Apple Watch bands: Color has weight

This is simply crazy. Matt Gemmell was tweeting about the weight of the Apple Watch (using data from this spreadsheet, compiled from Apple’s web site), when this line caught my eye:

Sport strap adds another 37-51g.

Hold on. That’s a pretty big spread. Don’t all of the sport straps weigh the same? Or, perhaps all straps for 38mm sport models should weigh the same and the same for straps for 42mm sport models. Obvious, right?

Well, as it turns out, the various color straps do have different weights.

White band for 38mm Sport weighs 47g.
Blue band for 38mm Sport weighs 44g.
Green is 43g.
Pink is 42g.
Black is 37g.

Here are the numbers for the 42mm Sport:

White = 51g.
Blue = 48g.
Green = 48g.
Pink = 46g.
Black is 40g.

There is about a 4g difference between the 38mm and 42mm bands. Some show as 3g, but I assume this is a rounding issue.

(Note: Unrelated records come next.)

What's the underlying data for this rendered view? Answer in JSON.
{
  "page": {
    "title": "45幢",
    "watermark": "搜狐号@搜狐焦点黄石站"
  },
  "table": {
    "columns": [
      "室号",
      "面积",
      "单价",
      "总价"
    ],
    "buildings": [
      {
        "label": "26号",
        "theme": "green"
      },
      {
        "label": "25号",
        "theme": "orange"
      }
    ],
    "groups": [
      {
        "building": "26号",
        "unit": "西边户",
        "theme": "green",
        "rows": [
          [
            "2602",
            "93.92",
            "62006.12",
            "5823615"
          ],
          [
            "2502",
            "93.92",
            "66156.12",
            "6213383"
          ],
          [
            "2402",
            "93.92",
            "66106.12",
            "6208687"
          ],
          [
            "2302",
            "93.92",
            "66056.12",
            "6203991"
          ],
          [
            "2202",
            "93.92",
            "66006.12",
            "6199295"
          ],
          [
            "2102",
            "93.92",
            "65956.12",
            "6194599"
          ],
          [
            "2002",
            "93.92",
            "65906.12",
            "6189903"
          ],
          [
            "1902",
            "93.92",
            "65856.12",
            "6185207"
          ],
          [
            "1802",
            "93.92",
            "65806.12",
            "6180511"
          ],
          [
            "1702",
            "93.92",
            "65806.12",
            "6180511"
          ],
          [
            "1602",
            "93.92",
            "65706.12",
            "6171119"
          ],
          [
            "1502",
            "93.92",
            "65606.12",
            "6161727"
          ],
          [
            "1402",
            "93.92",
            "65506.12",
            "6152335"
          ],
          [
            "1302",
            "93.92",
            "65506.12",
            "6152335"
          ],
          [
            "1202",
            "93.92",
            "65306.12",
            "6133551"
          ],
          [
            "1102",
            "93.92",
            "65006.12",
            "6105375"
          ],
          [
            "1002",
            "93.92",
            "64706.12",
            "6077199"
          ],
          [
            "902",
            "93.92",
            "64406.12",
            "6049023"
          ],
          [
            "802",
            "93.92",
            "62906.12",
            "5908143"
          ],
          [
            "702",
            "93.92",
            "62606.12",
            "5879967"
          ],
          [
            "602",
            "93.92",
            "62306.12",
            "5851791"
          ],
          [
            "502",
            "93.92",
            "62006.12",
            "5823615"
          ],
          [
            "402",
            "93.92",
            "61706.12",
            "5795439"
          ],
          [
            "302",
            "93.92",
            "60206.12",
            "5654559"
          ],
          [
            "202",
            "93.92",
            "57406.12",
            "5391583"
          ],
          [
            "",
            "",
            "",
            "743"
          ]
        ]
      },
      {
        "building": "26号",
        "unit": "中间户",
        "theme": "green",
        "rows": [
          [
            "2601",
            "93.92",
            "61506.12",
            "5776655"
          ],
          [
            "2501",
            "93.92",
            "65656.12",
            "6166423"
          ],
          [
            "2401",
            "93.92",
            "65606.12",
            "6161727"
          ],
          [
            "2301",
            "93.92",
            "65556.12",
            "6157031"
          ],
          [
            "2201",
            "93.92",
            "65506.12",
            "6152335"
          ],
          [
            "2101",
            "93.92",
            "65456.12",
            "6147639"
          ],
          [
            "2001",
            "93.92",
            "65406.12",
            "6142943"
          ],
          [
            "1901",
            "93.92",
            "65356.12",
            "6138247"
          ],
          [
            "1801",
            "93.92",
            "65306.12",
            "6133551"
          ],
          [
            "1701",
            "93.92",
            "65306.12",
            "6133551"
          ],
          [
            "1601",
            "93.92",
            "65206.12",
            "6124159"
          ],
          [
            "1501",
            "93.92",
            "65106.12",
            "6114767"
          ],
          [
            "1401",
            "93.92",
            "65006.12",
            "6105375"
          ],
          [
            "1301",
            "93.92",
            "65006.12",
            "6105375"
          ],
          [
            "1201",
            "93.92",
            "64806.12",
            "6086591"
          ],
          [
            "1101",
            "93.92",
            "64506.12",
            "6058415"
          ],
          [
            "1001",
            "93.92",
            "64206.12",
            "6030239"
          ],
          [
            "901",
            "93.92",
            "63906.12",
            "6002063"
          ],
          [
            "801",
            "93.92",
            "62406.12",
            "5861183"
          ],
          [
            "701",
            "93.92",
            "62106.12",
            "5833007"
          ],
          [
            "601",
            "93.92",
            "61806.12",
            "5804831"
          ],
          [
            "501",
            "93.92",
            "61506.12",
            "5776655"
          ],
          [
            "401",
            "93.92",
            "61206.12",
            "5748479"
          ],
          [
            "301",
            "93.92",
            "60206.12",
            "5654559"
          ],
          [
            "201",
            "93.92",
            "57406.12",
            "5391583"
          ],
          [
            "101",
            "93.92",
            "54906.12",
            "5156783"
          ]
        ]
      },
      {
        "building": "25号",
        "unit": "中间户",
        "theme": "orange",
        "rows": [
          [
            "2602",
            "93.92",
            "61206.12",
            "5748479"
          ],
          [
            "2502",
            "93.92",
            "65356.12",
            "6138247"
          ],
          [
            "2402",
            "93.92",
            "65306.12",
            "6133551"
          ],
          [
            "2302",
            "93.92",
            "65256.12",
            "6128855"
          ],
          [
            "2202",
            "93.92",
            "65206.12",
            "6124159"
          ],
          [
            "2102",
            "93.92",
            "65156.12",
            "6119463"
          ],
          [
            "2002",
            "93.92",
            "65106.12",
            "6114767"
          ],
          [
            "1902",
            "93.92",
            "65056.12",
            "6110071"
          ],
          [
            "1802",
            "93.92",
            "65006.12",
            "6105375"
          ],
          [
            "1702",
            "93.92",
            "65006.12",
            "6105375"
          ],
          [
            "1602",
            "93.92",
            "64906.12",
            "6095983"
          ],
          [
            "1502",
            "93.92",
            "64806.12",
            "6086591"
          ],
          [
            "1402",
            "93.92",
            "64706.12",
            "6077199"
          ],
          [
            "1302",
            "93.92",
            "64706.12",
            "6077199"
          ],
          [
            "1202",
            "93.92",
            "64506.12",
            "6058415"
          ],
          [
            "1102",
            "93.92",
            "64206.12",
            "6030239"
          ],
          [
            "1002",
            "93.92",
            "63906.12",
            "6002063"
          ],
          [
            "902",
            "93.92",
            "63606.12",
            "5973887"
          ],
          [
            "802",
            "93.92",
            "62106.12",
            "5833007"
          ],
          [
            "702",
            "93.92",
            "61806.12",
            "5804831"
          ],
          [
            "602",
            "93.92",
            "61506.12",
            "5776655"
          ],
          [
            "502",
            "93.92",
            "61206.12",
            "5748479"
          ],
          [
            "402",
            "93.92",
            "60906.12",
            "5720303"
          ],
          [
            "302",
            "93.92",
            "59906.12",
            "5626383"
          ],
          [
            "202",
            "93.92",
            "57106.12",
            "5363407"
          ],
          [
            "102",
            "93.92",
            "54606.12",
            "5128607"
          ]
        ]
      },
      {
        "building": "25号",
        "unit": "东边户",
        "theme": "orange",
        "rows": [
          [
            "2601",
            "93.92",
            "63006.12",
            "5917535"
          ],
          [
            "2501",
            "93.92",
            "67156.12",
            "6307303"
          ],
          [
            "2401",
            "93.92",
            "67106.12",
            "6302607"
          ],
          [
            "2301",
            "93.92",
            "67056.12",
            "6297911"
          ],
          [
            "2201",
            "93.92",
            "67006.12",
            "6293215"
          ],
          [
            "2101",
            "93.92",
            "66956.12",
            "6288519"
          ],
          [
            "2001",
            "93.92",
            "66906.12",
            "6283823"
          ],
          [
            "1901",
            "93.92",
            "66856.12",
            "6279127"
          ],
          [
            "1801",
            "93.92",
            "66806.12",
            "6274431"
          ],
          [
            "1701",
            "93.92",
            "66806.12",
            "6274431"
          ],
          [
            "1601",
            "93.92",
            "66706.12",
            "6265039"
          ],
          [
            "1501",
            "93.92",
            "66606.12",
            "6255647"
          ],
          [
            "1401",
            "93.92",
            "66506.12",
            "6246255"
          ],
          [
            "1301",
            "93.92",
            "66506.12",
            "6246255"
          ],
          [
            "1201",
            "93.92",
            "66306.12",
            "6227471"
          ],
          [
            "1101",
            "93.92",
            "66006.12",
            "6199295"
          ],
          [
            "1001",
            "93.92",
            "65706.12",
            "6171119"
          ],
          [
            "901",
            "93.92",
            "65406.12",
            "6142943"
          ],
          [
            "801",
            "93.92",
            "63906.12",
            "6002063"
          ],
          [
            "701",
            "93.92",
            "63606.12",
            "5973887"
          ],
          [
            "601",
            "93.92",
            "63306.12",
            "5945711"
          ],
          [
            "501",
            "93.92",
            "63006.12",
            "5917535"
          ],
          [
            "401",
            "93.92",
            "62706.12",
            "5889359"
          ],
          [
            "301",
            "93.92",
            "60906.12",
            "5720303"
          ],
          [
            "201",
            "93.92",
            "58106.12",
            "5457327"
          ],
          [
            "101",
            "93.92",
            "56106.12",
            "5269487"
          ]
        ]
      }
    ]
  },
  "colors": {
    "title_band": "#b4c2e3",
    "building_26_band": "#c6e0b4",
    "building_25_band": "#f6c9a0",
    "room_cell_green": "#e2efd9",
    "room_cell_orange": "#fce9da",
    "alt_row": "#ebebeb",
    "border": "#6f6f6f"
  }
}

The cool thing is, when it comes to Apple Watch Sport bands, color has weight. Or at least whatever substance gives the watch band its color has weight.

Want to check the numbers yourself? Go here and click on a model, then scroll down to see the specs.



  • marcintosh

    The density of the color effects opacity, so the lighter colored bands will need more pigment applied to be opaque. White especially. You see this with silicone charity wristbands, too.

  • bassclef

    Carbon is fairly light and a common blackening agent. Zinc and Titanium oxides are quite dense and are common whitening agents.